# Oregon AW131 wireless thermometer



## smoke (Dec 26, 2007)

First, Merry Christmas everyone! Received as a gift today an Oregon AW131 wireless thermometer. I'm having a problem with a signal between the transmitter and the receiver. The transmitter's light is blinking (instructions say that this is transmitting) the receiver's icon says no signal. I've reset both the components..has anyone else had this problem?


----------



## garyt (Dec 26, 2007)

Try turning one on first then the other and if that don't work turn both off again and turn the other one on first. that is the way my Redi check works on mine the recever must be turned on and registered  first.


----------



## low&slow (Dec 26, 2007)

Thats the same kind I have.

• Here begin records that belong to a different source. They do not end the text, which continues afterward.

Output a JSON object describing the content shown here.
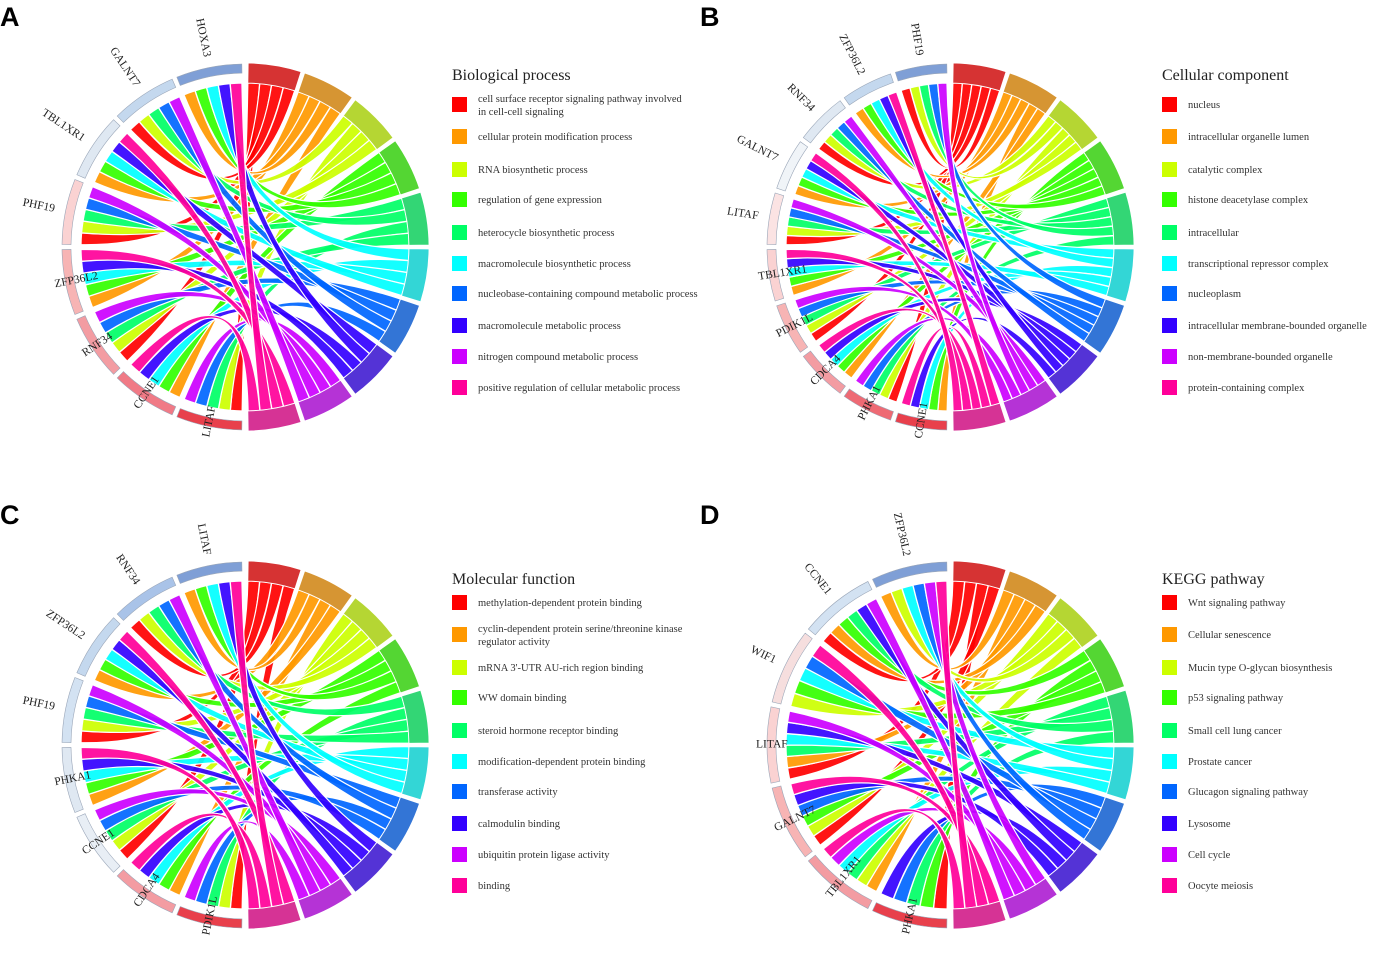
{
  "panels": [
    {
      "letter": "A",
      "legend_title": "Biological process",
      "genes": [
        "LITAF",
        "CCNE1",
        "RNF34",
        "ZFP36L2",
        "PHF19",
        "TBL1XR1",
        "GALNT7",
        "HOXA3"
      ],
      "gene_colors": [
        "#e8404c",
        "#f07a86",
        "#f39ca2",
        "#f7b4b4",
        "#fad2d2",
        "#dfe8f2",
        "#c4d8ee",
        "#7f9fd6"
      ],
      "terms": [
        "cell surface receptor signaling pathway involved in cell-cell signaling",
        "cellular protein modification process",
        "RNA biosynthetic process",
        "regulation of gene expression",
        "heterocycle biosynthetic process",
        "macromolecule biosynthetic process",
        "nucleobase-containing compound metabolic process",
        "macromolecule metabolic process",
        "nitrogen compound metabolic process",
        "positive regulation of cellular metabolic process"
      ],
      "term_colors": [
        "#ff0000",
        "#ff9900",
        "#ccff00",
        "#33ff00",
        "#00ff66",
        "#00ffff",
        "#0066ff",
        "#3300ff",
        "#cc00ff",
        "#ff0099"
      ]
    },
    {
      "letter": "B",
      "legend_title": "Cellular component",
      "genes": [
        "CCNE1",
        "PHKA1",
        "CDCA4",
        "PDIK1L",
        "TBL1XR1",
        "LITAF",
        "GALNT7",
        "RNF34",
        "ZFP36L2",
        "PHF19"
      ],
      "gene_colors": [
        "#e8404c",
        "#ee6a74",
        "#f39ca2",
        "#f7b4b4",
        "#fad2d2",
        "#fbe3e3",
        "#f0f4f8",
        "#dfe8f2",
        "#c4d8ee",
        "#7f9fd6"
      ],
      "terms": [
        "nucleus",
        "intracellular organelle lumen",
        "catalytic complex",
        "histone deacetylase complex",
        "intracellular",
        "transcriptional repressor complex",
        "nucleoplasm",
        "intracellular membrane-bounded organelle",
        "non-membrane-bounded organelle",
        "protein-containing complex"
      ],
      "term_colors": [
        "#ff0000",
        "#ff9900",
        "#ccff00",
        "#33ff00",
        "#00ff66",
        "#00ffff",
        "#0066ff",
        "#3300ff",
        "#cc00ff",
        "#ff0099"
      ]
    },
    {
      "letter": "C",
      "legend_title": "Molecular function",
      "genes": [
        "PDIK1L",
        "CDCA4",
        "CCNE1",
        "PHKA1",
        "PHF19",
        "ZFP36L2",
        "RNF34",
        "LITAF"
      ],
      "gene_colors": [
        "#e8404c",
        "#f39ca2",
        "#e8eef5",
        "#dfe8f2",
        "#d3e2f2",
        "#c4d8ee",
        "#a9c3e8",
        "#7f9fd6"
      ],
      "terms": [
        "methylation-dependent protein binding",
        "cyclin-dependent protein serine/threonine kinase regulator activity",
        "mRNA 3'-UTR AU-rich region binding",
        "WW domain binding",
        "steroid hormone receptor binding",
        "modification-dependent protein binding",
        "transferase activity",
        "calmodulin binding",
        "ubiquitin protein ligase activity",
        "binding"
      ],
      "term_colors": [
        "#ff0000",
        "#ff9900",
        "#ccff00",
        "#33ff00",
        "#00ff66",
        "#00ffff",
        "#0066ff",
        "#3300ff",
        "#cc00ff",
        "#ff0099"
      ]
    },
    {
      "letter": "D",
      "legend_title": "KEGG pathway",
      "genes": [
        "PHKA1",
        "TBL1XR1",
        "GALNT7",
        "LITAF",
        "WIF1",
        "CCNE1",
        "ZFP36L2"
      ],
      "gene_colors": [
        "#e8404c",
        "#f39ca2",
        "#f7b4b4",
        "#fad2d2",
        "#f6dede",
        "#d3e2f2",
        "#7f9fd6"
      ],
      "terms": [
        "Wnt signaling pathway",
        "Cellular senescence",
        "Mucin type O-glycan biosynthesis",
        "p53 signaling pathway",
        "Small cell lung cancer",
        "Prostate cancer",
        "Glucagon signaling pathway",
        "Lysosome",
        "Cell cycle",
        "Oocyte meiosis"
      ],
      "term_colors": [
        "#ff0000",
        "#ff9900",
        "#ccff00",
        "#33ff00",
        "#00ff66",
        "#00ffff",
        "#0066ff",
        "#3300ff",
        "#cc00ff",
        "#ff0099"
      ]
    }
  ],
  "chart_data": [
    {
      "type": "chord",
      "title": "Biological process",
      "sources": [
        "LITAF",
        "CCNE1",
        "RNF34",
        "ZFP36L2",
        "PHF19",
        "TBL1XR1",
        "GALNT7",
        "HOXA3"
      ],
      "targets": [
        "cell surface receptor signaling pathway involved in cell-cell signaling",
        "cellular protein modification process",
        "RNA biosynthetic process",
        "regulation of gene expression",
        "heterocycle biosynthetic process",
        "macromolecule biosynthetic process",
        "nucleobase-containing compound metabolic process",
        "macromolecule metabolic process",
        "nitrogen compound metabolic process",
        "positive regulation of cellular metabolic process"
      ]
    },
    {
      "type": "chord",
      "title": "Cellular component",
      "sources": [
        "CCNE1",
        "PHKA1",
        "CDCA4",
        "PDIK1L",
        "TBL1XR1",
        "LITAF",
        "GALNT7",
        "RNF34",
        "ZFP36L2",
        "PHF19"
      ],
      "targets": [
        "nucleus",
        "intracellular organelle lumen",
        "catalytic complex",
        "histone deacetylase complex",
        "intracellular",
        "transcriptional repressor complex",
        "nucleoplasm",
        "intracellular membrane-bounded organelle",
        "non-membrane-bounded organelle",
        "protein-containing complex"
      ]
    },
    {
      "type": "chord",
      "title": "Molecular function",
      "sources": [
        "PDIK1L",
        "CDCA4",
        "CCNE1",
        "PHKA1",
        "PHF19",
        "ZFP36L2",
        "RNF34",
        "LITAF"
      ],
      "targets": [
        "methylation-dependent protein binding",
        "cyclin-dependent protein serine/threonine kinase regulator activity",
        "mRNA 3'-UTR AU-rich region binding",
        "WW domain binding",
        "steroid hormone receptor binding",
        "modification-dependent protein binding",
        "transferase activity",
        "calmodulin binding",
        "ubiquitin protein ligase activity",
        "binding"
      ]
    },
    {
      "type": "chord",
      "title": "KEGG pathway",
      "sources": [
        "PHKA1",
        "TBL1XR1",
        "GALNT7",
        "LITAF",
        "WIF1",
        "CCNE1",
        "ZFP36L2"
      ],
      "targets": [
        "Wnt signaling pathway",
        "Cellular senescence",
        "Mucin type O-glycan biosynthesis",
        "p53 signaling pathway",
        "Small cell lung cancer",
        "Prostate cancer",
        "Glucagon signaling pathway",
        "Lysosome",
        "Cell cycle",
        "Oocyte meiosis"
      ]
    }
  ]
}
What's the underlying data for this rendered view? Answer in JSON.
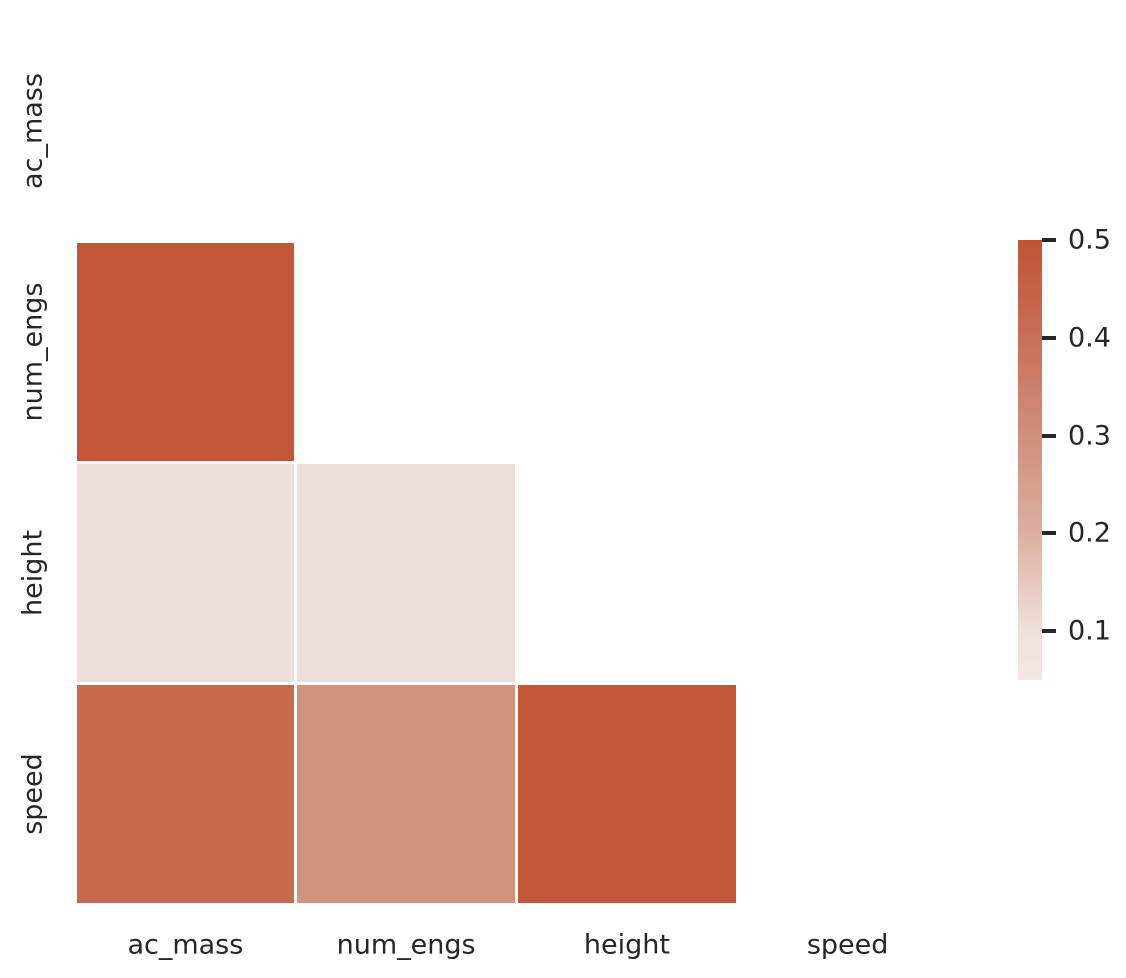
{
  "figure": {
    "background_color": "#ffffff",
    "text_color": "#262626"
  },
  "chart_data": {
    "type": "heatmap",
    "title": "",
    "xlabel": "",
    "ylabel": "",
    "variables": [
      "ac_mass",
      "num_engs",
      "height",
      "speed"
    ],
    "x_tick_labels": [
      "ac_mass",
      "num_engs",
      "height",
      "speed"
    ],
    "y_tick_labels": [
      "ac_mass",
      "num_engs",
      "height",
      "speed"
    ],
    "mask": "diagonal and upper triangle cells are blank",
    "grid_rows": 4,
    "grid_cols": 4,
    "cells": [
      {
        "row": 1,
        "col": 0,
        "row_label": "num_engs",
        "col_label": "ac_mass",
        "value": 0.49,
        "color": "#c25639"
      },
      {
        "row": 2,
        "col": 0,
        "row_label": "height",
        "col_label": "ac_mass",
        "value": 0.07,
        "color": "#eedfda"
      },
      {
        "row": 2,
        "col": 1,
        "row_label": "height",
        "col_label": "num_engs",
        "value": 0.07,
        "color": "#ecdeda"
      },
      {
        "row": 3,
        "col": 0,
        "row_label": "speed",
        "col_label": "ac_mass",
        "value": 0.43,
        "color": "#c76a4e"
      },
      {
        "row": 3,
        "col": 1,
        "row_label": "speed",
        "col_label": "num_engs",
        "value": 0.3,
        "color": "#d2937f"
      },
      {
        "row": 3,
        "col": 2,
        "row_label": "speed",
        "col_label": "height",
        "value": 0.48,
        "color": "#c3573a"
      }
    ],
    "colorbar": {
      "vmin": 0.05,
      "vmax": 0.5,
      "tick_labels": [
        "0.5",
        "0.4",
        "0.3",
        "0.2",
        "0.1"
      ],
      "tick_values": [
        0.5,
        0.4,
        0.3,
        0.2,
        0.1
      ],
      "gradient_stops": [
        {
          "value": 0.05,
          "color": "#f3e8e4"
        },
        {
          "value": 0.1,
          "color": "#efe0db"
        },
        {
          "value": 0.2,
          "color": "#ddafa0"
        },
        {
          "value": 0.3,
          "color": "#d18f7c"
        },
        {
          "value": 0.4,
          "color": "#c86f57"
        },
        {
          "value": 0.5,
          "color": "#bf5336"
        }
      ]
    }
  }
}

Turn the transmitter on first, then the receiver. If it still dont work then I dont know. Maybe broke?


----------



## smoke (Dec 26, 2007)

Thanks, I'll try both ways...also have emailed the company.


----------



## smoke (Dec 26, 2007)

Changed the batteries in the transmitter even though the one's removed showed no discharge and the darned thing started working...also noticed , as suggested, you must power up the transmitter prior to the receiver.


----------



## cman95 (Dec 27, 2007)

I have a OS aw131. Turn the receiver on first and then the probe. Should solve your problem.


----------



## chris_harper (Dec 27, 2007)

I can turn on either one first, makes no difference. I usually turn on the receiver first, but I have turned on the transmitter first before. Works great either way for me.


----------